Когда я в конце 1940-х годов жил в Мехико, это был город с миллионным населением, идеально чистым воздухом и небесами того особого оттенка синевы, с которым так хорошо сочетаются кружащие стервятники, кровь и песок, грубой, грозной, безжалостной мексиканской синевы. Мехико понравился мне с первого взгляда. В 1949 году жить там можно было дешево — большая колония иностранцев, сказочные бордели и рестораны, петушиные бои и корриды, а также любые мыслимые извращения. Человек холостой мог бы существовать там на два доллара в сутки. Дело, заведенное на меня в Новом Орлеане по обвинению в хранении героина и марихуаны, не сулило ничего хорошего, я решил не показываться в зале суда и снял квартирку в тихом буржуазном районе Мехико.
Я знал, что по закону о сроках давности могу вернуться в Соединенные Штаты только через пять лет, поэтому подал заявление на мексиканское гражданство и записался на курсы по майяской и мексиканской археологии в городской колледж Мехико. По «солдатскому биллю»[1] я получал деньги на учебники и лекции, и мне выплачивалось месячное содержание — семьдесят пять долларов. Я подумывал о том, чтобы заняться земледелием или открыть бар на американской границе.

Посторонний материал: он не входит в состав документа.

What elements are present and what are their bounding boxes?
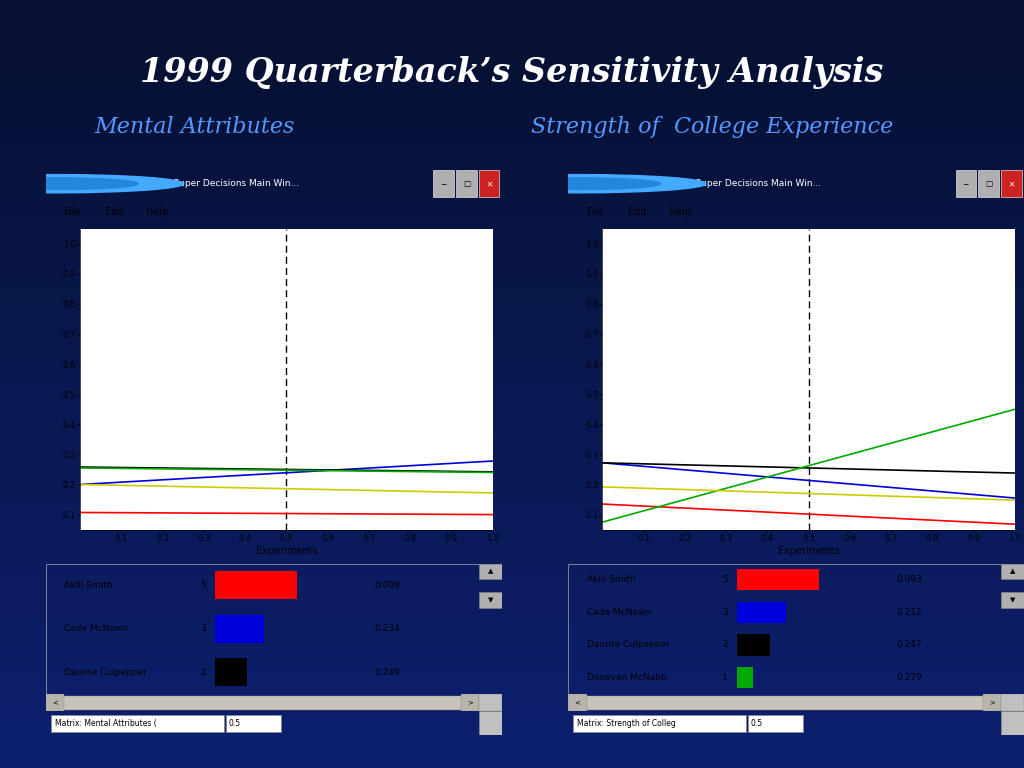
Text: 3: 3 xyxy=(200,624,206,633)
Text: File: File xyxy=(65,207,81,217)
Bar xyxy=(479,592,502,607)
Text: Cade McNown: Cade McNown xyxy=(587,608,650,617)
Bar xyxy=(433,170,454,197)
Text: ✕: ✕ xyxy=(1009,179,1015,188)
Text: 1999 Quarterback’s Sensitivity Analysis: 1999 Quarterback’s Sensitivity Analysis xyxy=(140,57,884,89)
Circle shape xyxy=(0,178,138,190)
Circle shape xyxy=(497,178,660,190)
Bar xyxy=(479,564,502,579)
Text: ▼: ▼ xyxy=(487,597,493,603)
Text: 0.5: 0.5 xyxy=(751,719,763,728)
X-axis label: Experiments: Experiments xyxy=(778,545,840,555)
Bar xyxy=(215,614,264,643)
Bar xyxy=(568,696,1024,710)
Bar xyxy=(479,694,502,711)
Text: Strength of  College Experience: Strength of College Experience xyxy=(530,116,893,137)
Text: ─: ─ xyxy=(441,179,446,188)
Bar xyxy=(479,711,502,735)
Text: 0.5: 0.5 xyxy=(228,719,241,728)
Bar xyxy=(983,694,1001,711)
Bar xyxy=(1001,694,1024,711)
Bar xyxy=(226,715,281,732)
Bar xyxy=(1001,711,1024,735)
Bar xyxy=(737,602,786,623)
Bar xyxy=(737,569,819,591)
Text: ─: ─ xyxy=(964,179,969,188)
Bar xyxy=(479,170,500,197)
Bar xyxy=(1001,564,1024,579)
Text: Donovan McNabb: Donovan McNabb xyxy=(587,673,667,682)
Text: 0.212: 0.212 xyxy=(896,608,922,617)
Text: 0.093: 0.093 xyxy=(896,575,923,584)
Text: <: < xyxy=(574,700,581,706)
Text: Daunte Culpepper: Daunte Culpepper xyxy=(65,667,147,677)
Text: Edit: Edit xyxy=(628,207,646,217)
Bar xyxy=(979,170,999,197)
Text: Sensitivity analysis for Super Decisions Main Win...: Sensitivity analysis for Super Decisions… xyxy=(68,179,299,188)
Text: Daunte Culpepper: Daunte Culpepper xyxy=(587,641,670,650)
Text: 5: 5 xyxy=(200,581,206,590)
X-axis label: Experiments: Experiments xyxy=(256,545,317,555)
Text: >: > xyxy=(989,700,995,706)
Text: Sensitivity analysis for Super Decisions Main Win...: Sensitivity analysis for Super Decisions… xyxy=(590,179,821,188)
Text: 3: 3 xyxy=(722,608,728,617)
Text: Cade McNown: Cade McNown xyxy=(65,624,128,633)
Text: Help: Help xyxy=(669,207,691,217)
Bar xyxy=(737,634,770,656)
Bar xyxy=(461,694,479,711)
Bar xyxy=(456,170,477,197)
Text: ▼: ▼ xyxy=(1010,597,1015,603)
Text: 0.234: 0.234 xyxy=(374,624,399,633)
Bar xyxy=(737,667,754,688)
Text: Help: Help xyxy=(146,207,169,217)
Text: 2: 2 xyxy=(722,641,728,650)
Text: Mental Attributes: Mental Attributes xyxy=(94,116,295,137)
Bar xyxy=(215,658,248,686)
Text: <: < xyxy=(52,700,58,706)
Text: Akili Smith: Akili Smith xyxy=(65,581,113,590)
Bar xyxy=(749,715,803,732)
Text: 5: 5 xyxy=(722,575,728,584)
Text: □: □ xyxy=(463,179,470,188)
Bar xyxy=(50,715,224,732)
Text: Edit: Edit xyxy=(105,207,124,217)
Bar xyxy=(572,715,746,732)
Text: □: □ xyxy=(985,179,992,188)
Text: 0.249: 0.249 xyxy=(374,667,399,677)
Bar xyxy=(215,571,297,599)
Text: 0.099: 0.099 xyxy=(374,581,400,590)
Text: 0.247: 0.247 xyxy=(896,641,922,650)
Bar xyxy=(46,696,502,710)
Bar xyxy=(568,694,587,711)
Text: ▲: ▲ xyxy=(487,568,493,574)
Text: File: File xyxy=(587,207,603,217)
Bar xyxy=(46,694,65,711)
Bar xyxy=(1001,592,1024,607)
Text: Akili Smith: Akili Smith xyxy=(587,575,635,584)
Text: ✕: ✕ xyxy=(486,179,493,188)
Circle shape xyxy=(0,174,183,193)
Bar xyxy=(1001,170,1022,197)
Circle shape xyxy=(451,174,706,193)
Text: Matrix: Strength of Colleg: Matrix: Strength of Colleg xyxy=(578,719,676,728)
Text: 2: 2 xyxy=(200,667,206,677)
Text: 1: 1 xyxy=(722,673,728,682)
Bar xyxy=(955,170,976,197)
Text: ▲: ▲ xyxy=(1010,568,1015,574)
Text: 0.279: 0.279 xyxy=(896,673,923,682)
Text: >: > xyxy=(467,700,473,706)
Text: Matrix: Mental Attributes (: Matrix: Mental Attributes ( xyxy=(55,719,157,728)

Город мне нравился. Трущобы грязью и нищетой намного превосходили азиатские. Люди срали прямо на улице, потом ложились и засыпали в собственном дерьме, а мухи заползали им в рот. Мелкие торговцы, бывало, что и прокаженные, разводили на перекрестках костры, на которых готовили еду вонючее мерзкое месиво — и сразу предлагали ее прохожим. На тротуарах главной улицы спали пьянчуги, и полицейские их не беспокоили. Мне казалось, что в Мехико все без исключения овладели искусством не совать нос в чужие дела. Без всякого смущения можно было гулять по улице хоть с моноклем и тростью, — никто бы не оглянулся. Мальчики и юноши ходили по улицам под ручку, и на них не обращали внимания. Дело не в том, что людей не волновало, как о них подумают, — просто мексиканцу и в голову бы не пришло, что кому-то постороннему может что-то в нем не понравиться, — как не подумал бы критиковать кого-то он сам.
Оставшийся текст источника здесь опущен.